Noise is insurmountable; there is nothing we can do to circumvent this, and it represents a fundamental limit on expected model performance. However, it is possible to reduce the two other terms.

Reducing variance

Recall that the variance results from limited noisy training data. Fitting the model to two different training sets results in slightly different parameters. It follows that we can reduce the variance by increasing the amount of training data. This averages out the inherent noise and ensures that the input space is well sampled.

The figure below shows the effect of training with 6, 10, and 100 samples. For each dataset size, we show the best-fitting model for three training datasets. With only six samples, the fitted function is quite different each time; the variance is significant. As we increase the number of samples, the fitted models become very similar, and the variance reduces. In general, adding training data almost always improves test performance.

Reducing bias

The bias term results from the inability of the model to describe the true underlying function. We can reduce this error by making the model more “flexible”; this is done by increasing model capacity. For neural networks, this means adding more hidden units/layers.

In the simplified model, adding more capacity corresponds to adding more hidden units so that the interval is divided into more linear regions. Part a-c in the figure below shows that this does indeed the bias; as we increase the number of linear regions from 3 to 10, the model becomes flexible enough to fit the true function closely.

Bias-Variance Tradeoff

However, parts d-f of the figure above shows an unexpected side-effect of increasing model capacity. For a fixed-size training dataset, the variance term typically increases as the model capacity increases. Consequently, increasing the model capacity does not necessarily reduce the test error; this is known as bias-variance tradeoff.

This is explored the figure below.

  • In panels a-c, we fit the simplified three-region model to 3 different datasets of 15 points. Although the datasets differ, the final model is much the same; the noise in the dataset roughly averages out in each linear regions.
  • In panels d-f, we fit the model with 10 regions to the same three datasets. This model has more flexibility, but this is disadvantageous; the model certainly fits the data better, and the training error will be lower, but much of the extra descriptive power is devoted to modeling the noise. This is known as overfitting.

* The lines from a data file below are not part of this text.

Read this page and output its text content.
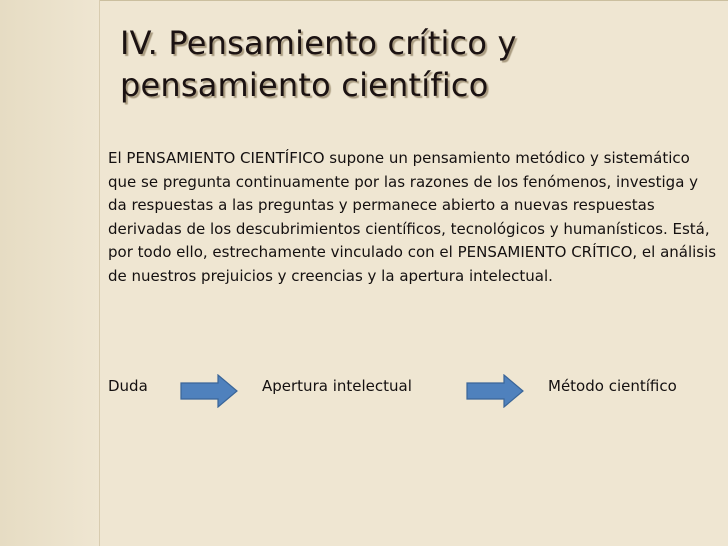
IV. Pensamiento crítico y
pensamiento científico
El PENSAMIENTO CIENTÍFICO supone un pensamiento metódico y sistemático que se pregunta continuamente por las razones de los fenómenos, investiga y da respuestas a las preguntas y permanece abierto a nuevas respuestas derivadas de los descubrimientos científicos, tecnológicos y humanísticos. Está, por todo ello, estrechamente vinculado con el PENSAMIENTO CRÍTICO, el análisis de nuestros prejuicios y creencias y la apertura intelectual.
Duda	Apertura intelectual	Método científico
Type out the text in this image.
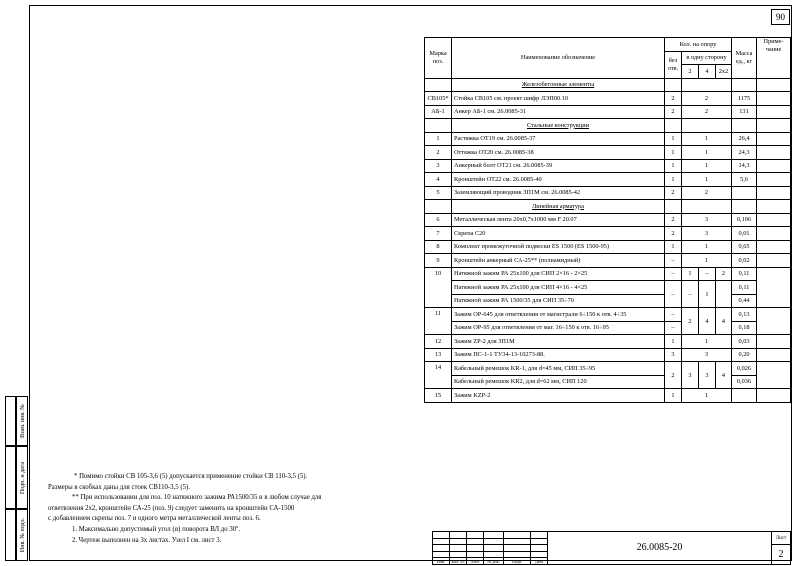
90
Взам. инв. №
Подп. и дата
Инв. № подл.
Марка поз.	Наименование обозначение	Кол. на опору				Масса ед., кг	Приме- чание
		без отв.	в одну сторону				
			2	4	2х2		
	Железобетонные элементы						
СВ105*	Стойка СВ105 см. проект шифр ЛЭП00.10	2	2			1175	
АБ-1	Анкер АБ-1 см. 26.0085-31	2	2			131	
	Стальные конструкции						
1	Растяжка ОТ19 см. 26.0085-37	1	1			26,4	
2	Оттяжка ОТ20 см. 26.0085-38	1	1			24,3	
3	Анкерный болт ОТ21 см. 26.0085-39	1	1			14,3	
4	Кронштейн ОТ22 см. 26.0085-40	1	1			5,6	
5	Заземляющий проводник ЗП1М см. 26.0085-42	2	2				
	Линейная арматура						
6	Металлическая лента 20х0,7х1000 мм F 20.07	2	3			0,106	
7	Скрепа С20	2	3			0,01	
8	Комплект промежуточной подвески ES 1500 (ES 1500-95)	1	1			0,65	
9	Кронштейн анкерный СА-25** (полиамидный)	–	1			0,02	
10	Натяжной зажим РА 25х100 для СИП 2×16 - 2×25	–	1	–	2	0,11	
	Натяжной зажим РА 25х100 для СИП 4×16 - 4×25	–	–	1		0,11	
	Натяжной зажим РА 1500/35 для СИП 35÷70					0,44	
11	Зажим ОР-645 для ответвления от магистрали 6÷150 к отв. 4÷35	–	2	4	4	0,13	
	Зажим ОР-95 для ответвления от маг. 16÷150 к отв. 16÷95	–				0,18	
12	Зажим ZP-2 для ЗП1М	1	1			0,03	
13	Зажим ПС-1-1 ТУ34-13-10273-88.	3	3			0,20	
14	Кабельный ремешок KR-1, для d=45 мм, СИП 35÷95	2	3	3	4	0,026	
	Кабельный ремешок KR2, для d=62 мм, СИП 120					0,036	
15	Зажим KZP-2	1	1				
* Помимо стойки СВ 105-3,6 (5) допускается применение стойки СВ 110-3,5 (5).
Размеры в скобках даны для стоек СВ110-3,5 (5).
** При использовании для поз. 10 натяжного зажима РА1500/35 и в любом случае для
ответвления 2х2, кронштейн СА-25 (поз. 9) следует заменить на кронштейн СА-1500
с добавлением скрепы поз. 7 и одного метра металлической ленты поз. 6.
1. Максимально допустимый угол (α) поворота ВЛ до 30º.
2. Чертеж выполнен на 3х листах. Узел I см. лист 3.
						26.0085-20	Лист

							2

Изм.	Кол. уч	Лист	№ док.	Подп.	Дата		
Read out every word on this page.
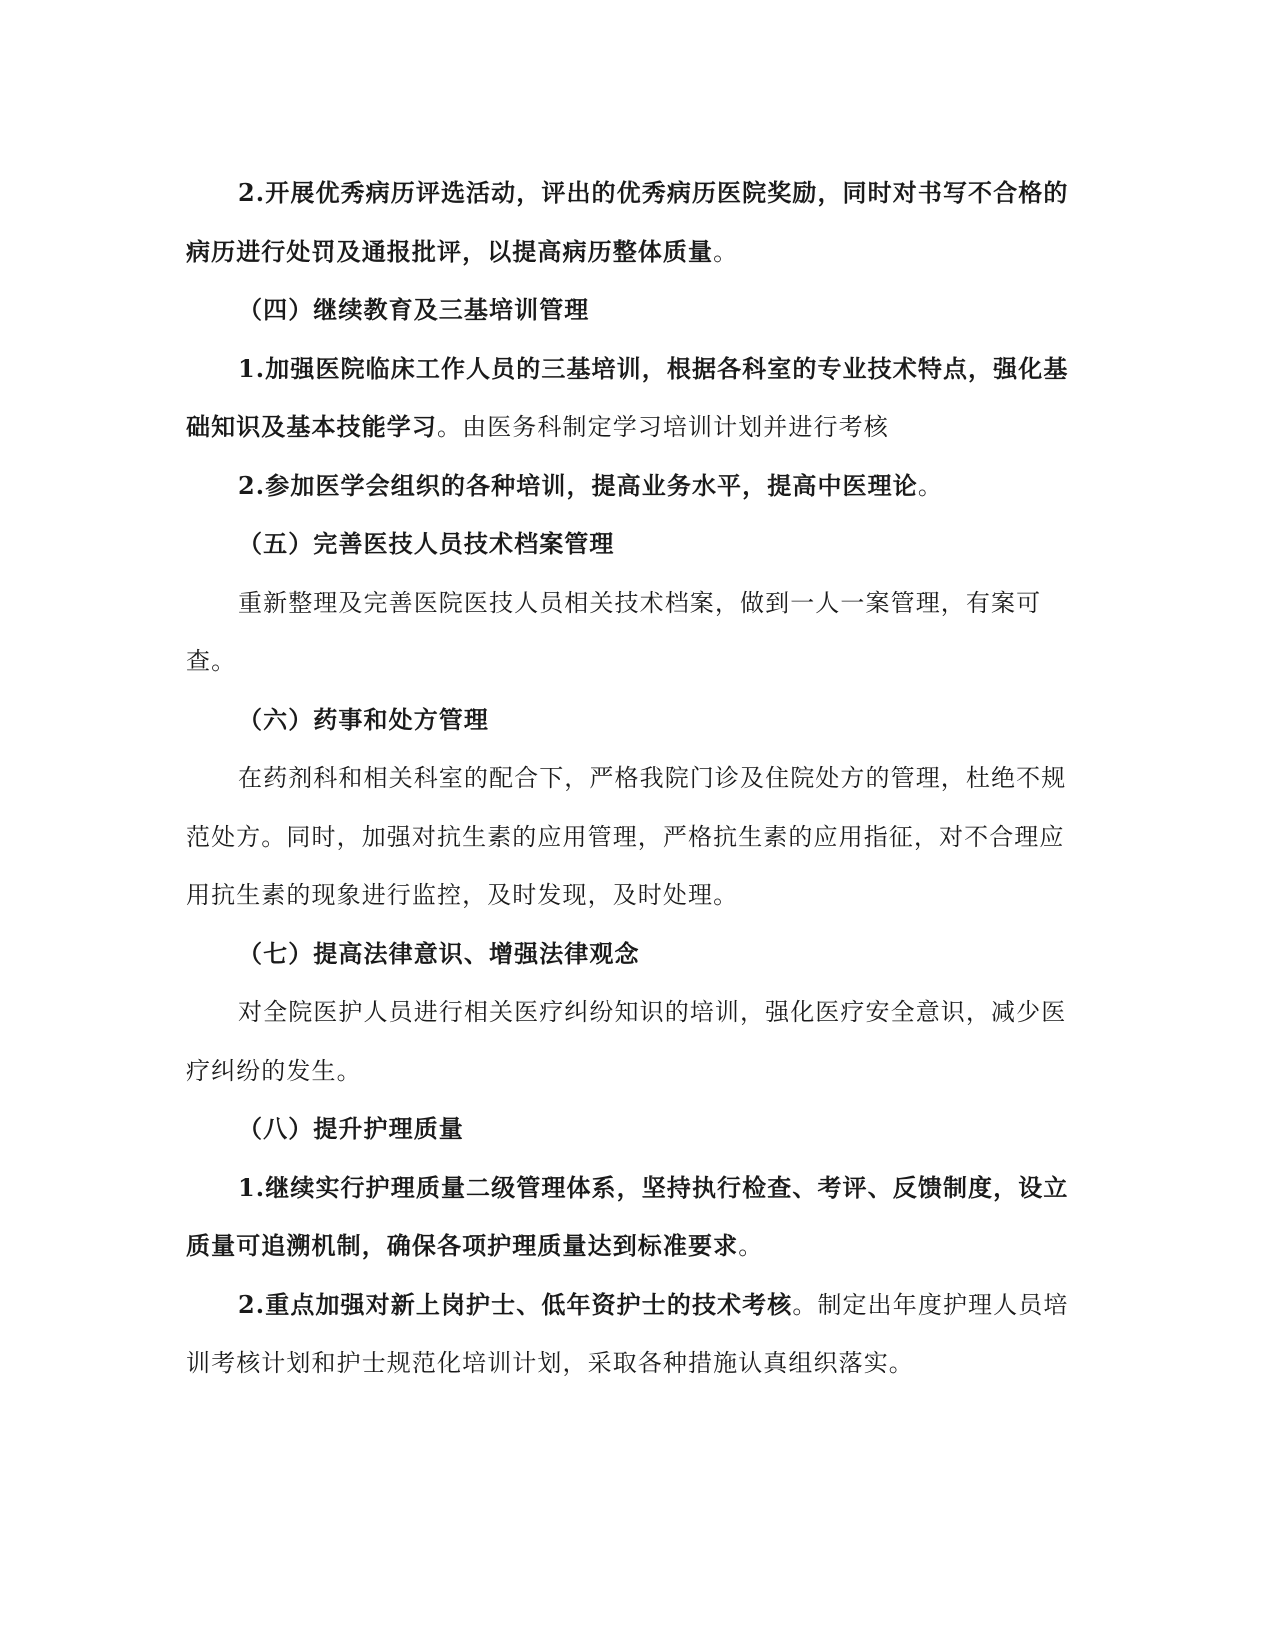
2.开展优秀病历评选活动，评出的优秀病历医院奖励，同时对书写不合格的病历进行处罚及通报批评，以提高病历整体质量。

（四）继续教育及三基培训管理

1.加强医院临床工作人员的三基培训，根据各科室的专业技术特点，强化基础知识及基本技能学习。由医务科制定学习培训计划并进行考核

2.参加医学会组织的各种培训，提高业务水平，提高中医理论。

（五）完善医技人员技术档案管理

重新整理及完善医院医技人员相关技术档案，做到一人一案管理，有案可查。

（六）药事和处方管理

在药剂科和相关科室的配合下，严格我院门诊及住院处方的管理，杜绝不规范处方。同时，加强对抗生素的应用管理，严格抗生素的应用指征，对不合理应用抗生素的现象进行监控，及时发现，及时处理。

（七）提高法律意识、增强法律观念

对全院医护人员进行相关医疗纠纷知识的培训，强化医疗安全意识，减少医疗纠纷的发生。

（八）提升护理质量

1.继续实行护理质量二级管理体系，坚持执行检查、考评、反馈制度，设立质量可追溯机制，确保各项护理质量达到标准要求。

2.重点加强对新上岗护士、低年资护士的技术考核。制定出年度护理人员培训考核计划和护士规范化培训计划，采取各种措施认真组织落实。
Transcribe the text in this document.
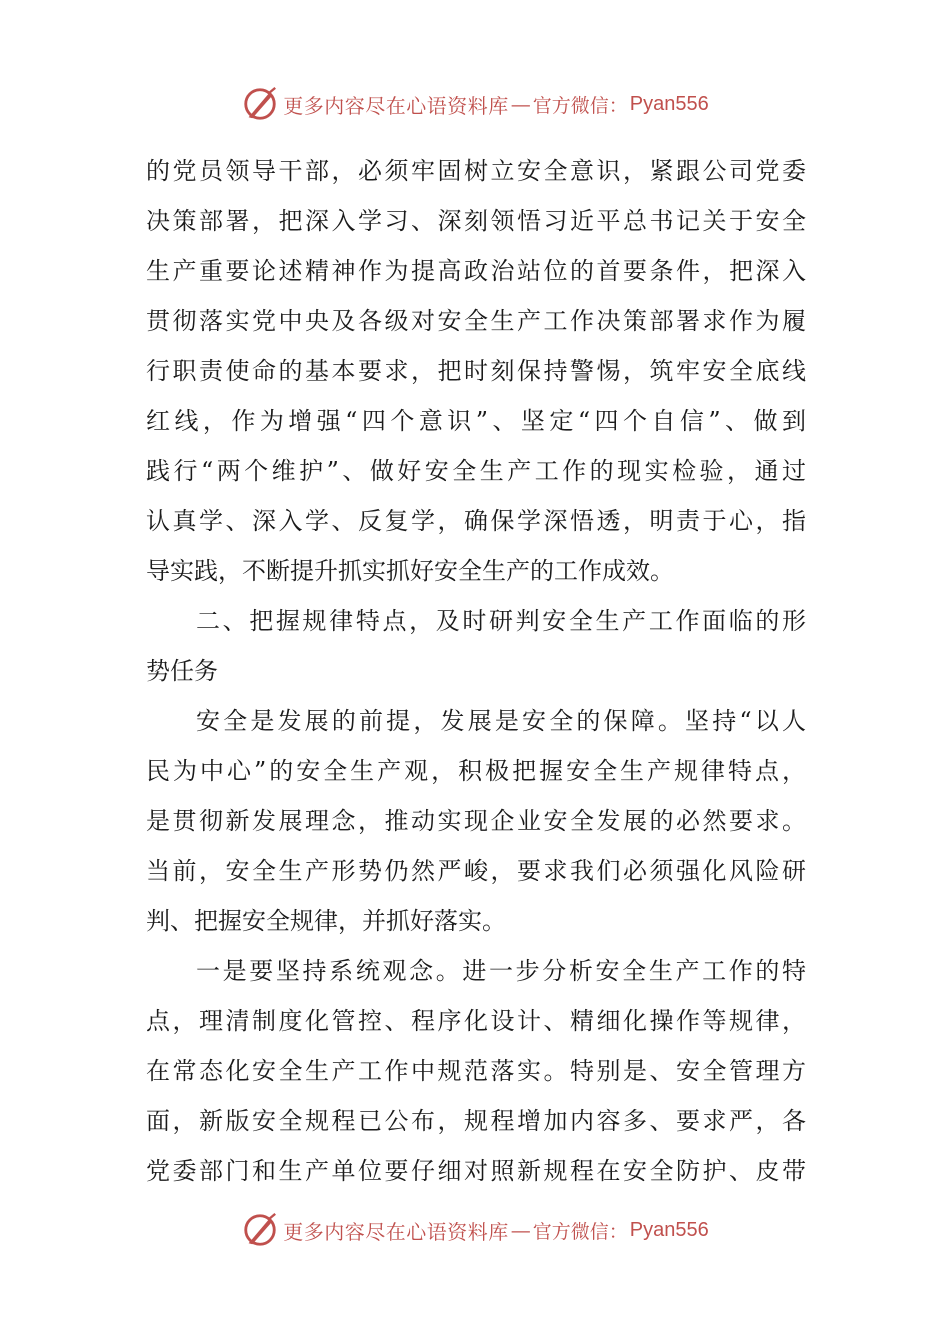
更多内容尽在心语资料库 — 官方微信： Pyan556
的党员领导干部，必须牢固树立安全意识，紧跟公司党委
决策部署，把深入学习、深刻领悟习近平总书记关于安全
生产重要论述精神作为提高政治站位的首要条件，把深入
贯彻落实党中央及各级对安全生产工作决策部署求作为履
行职责使命的基本要求，把时刻保持警惕，筑牢安全底线
红线，作为增强“四个意识”、坚定“四个自信”、做到
践行“两个维护”、做好安全生产工作的现实检验，通过
认真学、深入学、反复学，确保学深悟透，明责于心，指
导实践，不断提升抓实抓好安全生产的工作成效。
二、把握规律特点，及时研判安全生产工作面临的形
势任务
安全是发展的前提，发展是安全的保障。坚持“以人
民为中心”的安全生产观，积极把握安全生产规律特点，
是贯彻新发展理念，推动实现企业安全发展的必然要求。
当前，安全生产形势仍然严峻，要求我们必须强化风险研
判、把握安全规律，并抓好落实。
一是要坚持系统观念。进一步分析安全生产工作的特
点，理清制度化管控、程序化设计、精细化操作等规律，
在常态化安全生产工作中规范落实。特别是、安全管理方
面，新版安全规程已公布，规程增加内容多、要求严，各
党委部门和生产单位要仔细对照新规程在安全防护、皮带
更多内容尽在心语资料库 — 官方微信： Pyan556
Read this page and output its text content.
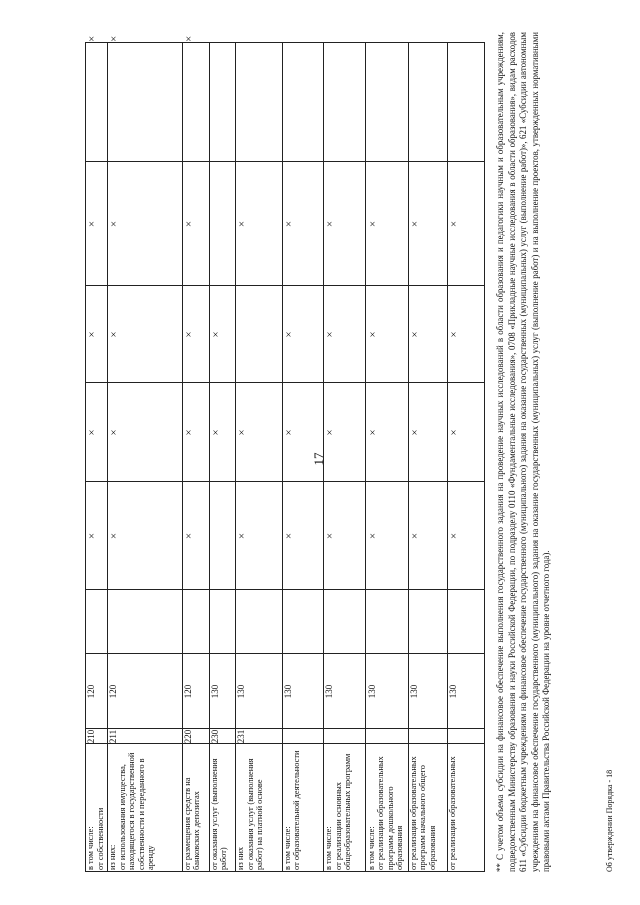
17
в том числе:
от собственности
210
120
×
×
×
×
×
из них:
от использования имущества, находящегося в государственной собственности и переданного в аренду
211
120
×
×
×
×
×
от размещения средств на банковских депозитах
220
120
×
×
×
×
×
от оказания услуг (выполнения работ)
230
130
×
×
из них
от оказания услуг (выполнения работ) на платной основе
231
130
×
×
×
в том числе:
от образовательной деятельности
130
×
×
×
×
в том числе:
от реализации основных общеобразовательных программ
130
×
×
×
×
в том числе:
от реализации образовательных программ дошкольного образования
130
×
×
×
×
от реализации образовательных программ начального общего образования
130
×
×
×
×
от реализации образовательных
130
×
×
×
×	** С учетом объема субсидии на финансовое обеспечение выполнения государственного задания на проведение научных исследований в области образования и педагогики научным и образовательным учреждениям, подведомственным Министерству образования и науки Российской Федерации, по подразделу 0110 «Фундаментальные исследования», 0708 «Прикладные научные исследования в области образования», видам расходов 611 «Субсидии бюджетным учреждениям на финансовое обеспечение государственного (муниципального) задания на оказание государственных (муниципальных) услуг (выполнение работ)», 621 «Субсидии автономным учреждениям на финансовое обеспечение государственного (муниципального) задания на оказание государственных (муниципальных) услуг (выполнение работ) и на выполнение проектов, утвержденных нормативными правовыми актами Правительства Российской Федерации на уровне отчетного года).	Об утверждении Порядка - 18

Adding capacity to a model decreases bias but increases variance for a fixed-size training dataset. This suggests an optimal capacity where the bias is not too large and the variance is still relatively small. The figure below shows how these terms vary numerically for the toy model as increase the capacity, using the data from figure 8.8. For regression models, the total expected error is the sum of the bias and the variance, and this sum is minimized, and this sum is minimized when the model capacity is four (4 hidden units and 4 hidden linear regions in the range of the data).